Ethereum will likely scale a bit easier by the fact that the blockchain is not quite necessary to get a full view of the state of the network. Each Ethereum full node needs only to hold onto the global storage and the holdings of accounts, and can fold each incoming block into this.

Ethereum uses a modification of a Merkle tree optimized for addition and removal called a Patricia tree. This tree refers to subtrees of previous blocks by hash and tries to reduce hash invalidation. This is used to create a hash of the global application state that can be inserted into each block.

Ethereum has a formal method for finding the bad link in a poisoned chain. If a chain has a defect, it must occur between two blocks such that state N is correct and state N+1 is not. By walking through the blockchain from an expected good state, maybe even the initial block, a node can find the exact wrong state transition and can offer it to the network as proof that another miner had mined a bad block.

There is another kind of scalability worth considering, and that's the ability to do things cheaply. Ethereum's costs are relatively high currently, making it inappropriate for certain classes of high-throughput systems. Ethereum is moving to proof-of-stake in order to make it less computationally costly to mine, and therefore less expensive for the end user to run contracts.


One cannot talk about Ethereum without talking about the problem that was the DAO. The DAO, or distributed autonomous organization, was an entity that would hold the users' funds in a joint account that would be utilized as the holders saw fit. The DAO was widely successful, raising $150 Million. 

Unfortunately, the contract behind the DAO had a few bugs. Furthermore, the creators of the project didn't expect such a success, and put all of the money into a single account. This enabled an attacker to leave the DAO in a state that threatened to have the funds made useless or able to be stolen outright. 

The solution that the Ethereum project saw was to provide miners with an option to choose to continue mining the version of the blockchain that contained the result of the DAO and the attacker's actions, or to mine a new version that relocated the funds so that caretakers of the DAO could refund those who bought in to the best of their ability.

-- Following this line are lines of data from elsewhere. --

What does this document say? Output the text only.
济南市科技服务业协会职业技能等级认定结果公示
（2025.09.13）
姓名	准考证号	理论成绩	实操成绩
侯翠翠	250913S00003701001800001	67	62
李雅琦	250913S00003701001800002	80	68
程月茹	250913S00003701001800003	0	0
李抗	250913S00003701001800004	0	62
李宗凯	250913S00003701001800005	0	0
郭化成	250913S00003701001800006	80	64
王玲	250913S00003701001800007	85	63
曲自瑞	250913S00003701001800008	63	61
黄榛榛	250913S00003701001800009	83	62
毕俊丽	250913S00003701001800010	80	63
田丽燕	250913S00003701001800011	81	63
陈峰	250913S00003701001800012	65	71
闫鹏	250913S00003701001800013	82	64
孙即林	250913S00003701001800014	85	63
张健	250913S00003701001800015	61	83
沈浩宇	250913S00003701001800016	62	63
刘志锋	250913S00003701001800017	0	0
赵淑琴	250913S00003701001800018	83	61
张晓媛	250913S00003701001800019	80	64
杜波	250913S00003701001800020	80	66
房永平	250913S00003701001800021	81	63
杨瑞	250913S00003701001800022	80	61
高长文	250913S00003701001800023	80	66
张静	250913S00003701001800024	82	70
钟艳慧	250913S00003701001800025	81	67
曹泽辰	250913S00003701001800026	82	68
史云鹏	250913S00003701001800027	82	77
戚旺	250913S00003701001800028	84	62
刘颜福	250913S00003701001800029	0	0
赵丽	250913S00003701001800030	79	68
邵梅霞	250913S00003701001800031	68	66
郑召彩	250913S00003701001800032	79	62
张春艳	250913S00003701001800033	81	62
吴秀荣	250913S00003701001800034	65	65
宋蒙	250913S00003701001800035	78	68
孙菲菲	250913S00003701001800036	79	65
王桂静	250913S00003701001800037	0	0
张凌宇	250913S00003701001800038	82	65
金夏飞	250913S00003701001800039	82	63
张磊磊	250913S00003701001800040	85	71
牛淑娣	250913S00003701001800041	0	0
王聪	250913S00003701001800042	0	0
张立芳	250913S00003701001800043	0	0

The miners favored the refund, and the attacker had their funds taken from them by the network. This "hard fork" was met with both relief and unease. This showed that unpopular actors in a blockchain network can have the network decide to do whatever it wants with their funds. While this is no surprise, given the nature of the 51% attack vulnerability in blockchains, it burst the bubble of some of the most crypto-anarchist-libertarian supporters of cryptocurrency. 

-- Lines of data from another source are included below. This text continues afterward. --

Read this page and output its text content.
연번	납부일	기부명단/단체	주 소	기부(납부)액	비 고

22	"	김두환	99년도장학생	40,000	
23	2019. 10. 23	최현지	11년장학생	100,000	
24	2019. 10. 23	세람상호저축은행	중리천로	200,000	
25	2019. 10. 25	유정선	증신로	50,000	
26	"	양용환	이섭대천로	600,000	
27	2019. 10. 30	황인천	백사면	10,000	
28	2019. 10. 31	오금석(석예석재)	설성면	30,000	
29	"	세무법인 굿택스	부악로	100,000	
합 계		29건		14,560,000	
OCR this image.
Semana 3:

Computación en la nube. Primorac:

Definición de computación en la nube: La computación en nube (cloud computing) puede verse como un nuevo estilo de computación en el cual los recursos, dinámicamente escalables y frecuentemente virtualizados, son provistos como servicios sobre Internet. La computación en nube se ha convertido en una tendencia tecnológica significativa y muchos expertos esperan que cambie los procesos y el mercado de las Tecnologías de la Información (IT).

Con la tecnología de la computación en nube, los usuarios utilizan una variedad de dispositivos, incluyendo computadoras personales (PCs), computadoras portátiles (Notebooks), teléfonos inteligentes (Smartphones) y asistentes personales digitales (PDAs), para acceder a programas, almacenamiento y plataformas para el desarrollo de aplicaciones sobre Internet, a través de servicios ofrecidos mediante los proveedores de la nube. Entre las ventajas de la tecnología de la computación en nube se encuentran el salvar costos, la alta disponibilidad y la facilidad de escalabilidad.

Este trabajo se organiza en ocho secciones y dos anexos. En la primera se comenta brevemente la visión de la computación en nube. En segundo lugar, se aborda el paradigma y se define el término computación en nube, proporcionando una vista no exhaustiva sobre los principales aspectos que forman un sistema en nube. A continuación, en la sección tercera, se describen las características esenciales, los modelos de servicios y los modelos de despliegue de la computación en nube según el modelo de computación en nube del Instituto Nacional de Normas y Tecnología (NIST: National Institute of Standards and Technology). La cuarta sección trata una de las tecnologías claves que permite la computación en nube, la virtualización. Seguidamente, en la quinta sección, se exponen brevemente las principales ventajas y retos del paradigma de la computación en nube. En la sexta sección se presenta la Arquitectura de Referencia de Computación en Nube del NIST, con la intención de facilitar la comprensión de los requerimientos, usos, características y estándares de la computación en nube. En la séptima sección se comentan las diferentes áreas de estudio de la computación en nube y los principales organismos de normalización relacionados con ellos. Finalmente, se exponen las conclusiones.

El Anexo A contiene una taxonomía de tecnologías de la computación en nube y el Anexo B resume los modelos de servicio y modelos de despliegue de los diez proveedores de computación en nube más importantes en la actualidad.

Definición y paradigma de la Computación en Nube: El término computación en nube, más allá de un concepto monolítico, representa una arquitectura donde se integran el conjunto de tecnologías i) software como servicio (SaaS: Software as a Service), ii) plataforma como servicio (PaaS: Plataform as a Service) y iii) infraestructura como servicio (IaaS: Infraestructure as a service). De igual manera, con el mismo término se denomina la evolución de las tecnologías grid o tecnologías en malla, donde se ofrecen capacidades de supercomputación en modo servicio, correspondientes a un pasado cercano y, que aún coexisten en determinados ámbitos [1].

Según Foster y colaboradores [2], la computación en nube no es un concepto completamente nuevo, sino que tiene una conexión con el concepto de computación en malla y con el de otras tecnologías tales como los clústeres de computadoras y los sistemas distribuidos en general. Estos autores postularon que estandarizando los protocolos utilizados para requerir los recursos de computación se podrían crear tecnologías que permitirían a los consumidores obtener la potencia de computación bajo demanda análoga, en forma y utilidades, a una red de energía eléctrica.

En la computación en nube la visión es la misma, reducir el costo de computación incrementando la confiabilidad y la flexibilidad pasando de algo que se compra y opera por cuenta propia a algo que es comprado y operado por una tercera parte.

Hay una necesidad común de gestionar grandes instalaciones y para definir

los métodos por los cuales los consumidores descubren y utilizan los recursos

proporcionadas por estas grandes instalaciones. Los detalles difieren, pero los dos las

Cryptocurrency assets are able to be seized. The global consensus of ownership is a democracy due to the nature of the underlying blockchain.
Ethereum Ecosystem

A language or virtual machine succeeds or fails based on the flexibility of implementations and the availability of existing libraries. Ethereum is no different. There are many programmatic implementations of the clients currently, but the exciting stuff is still on the horizon.

At this point in time, much effort is being put into Ethereum's Mist browser. Mist offers a user-friendly interface for the intricacies of distributed serverless applications. It functions as a client for the Ethereum network and prioritizes privacy and the user experience.

I look forward to seeing the distributed applications that people will build for this exciting new platform.